In this article, the author speculates on gold’s mysterious rise with seemingly no drivers. She prominently quotes Marc-Antoine Dumont, senior economist for FCDQ, a Canadian financial services group. Headlines like these have been popping up since the start of the year, so we figured it’s time to address the mystery of gold’s rise some more.

Dumont says that there is no obvious reason for gold to be gaining this much, even though it has stayed statically high for weeks.

He says that gold remains elevated despite the risks of a recession lessening. Since the start of the year, this is maybe the second time we’ve encountered someone claiming that the risk of a recession has lessened. Everyone seems to claim the opposite, and those are just opinions considering the U.S. If we go global, the IMF tries to give it a positive note, but still admits:

“The forecast for global growth five years from now—at 3.1 percent—is at its lowest in decades.”
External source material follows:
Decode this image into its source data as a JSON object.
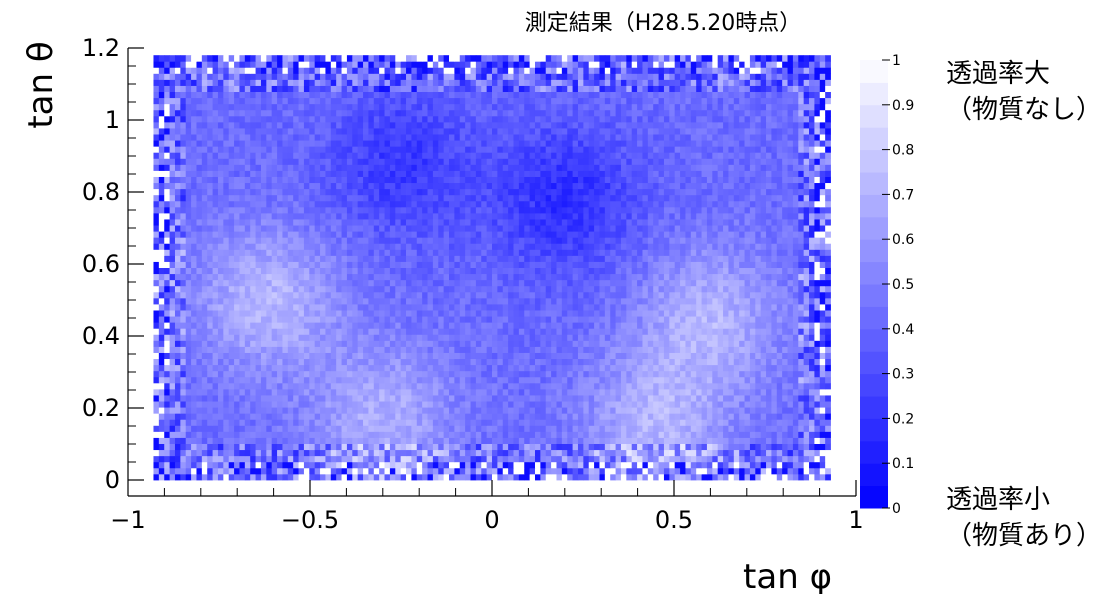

Dumont goes on to downplay central banks’ role in gold prices, saying that this is just a continuation of a trend that started in 2008. It sure is, but central banks in 2008, 2010 or 2019 weren’t posting 50-year annual records in terms of purchases.

Then we get to inflation, the pressures of which Dumont says have eased around the world. Where, exactly, might we ask? Are we not seeing country after country collapse its fiat, from Argentina to Turkey? Have we forgotten that a growing number of senior economists believes a normalization of a 4% inflation rate in the U.S. is coming? How about the general agreement that official gauges of inflation deliberately downplay it?

Dumont is puzzled by the U.S. dollar going up alongside gold, when in reality, there is nothing ambiguous about it. Clearly, big and small players in the market aren’t buying into the strength of a sovereign backed by a $34 trillion debt pile. And for that matter, Dumont makes it seem as if appetite for U.S. debt is increasing, not decreasing, despite countries dumping their U.S. liabilities in favor of gold left and right.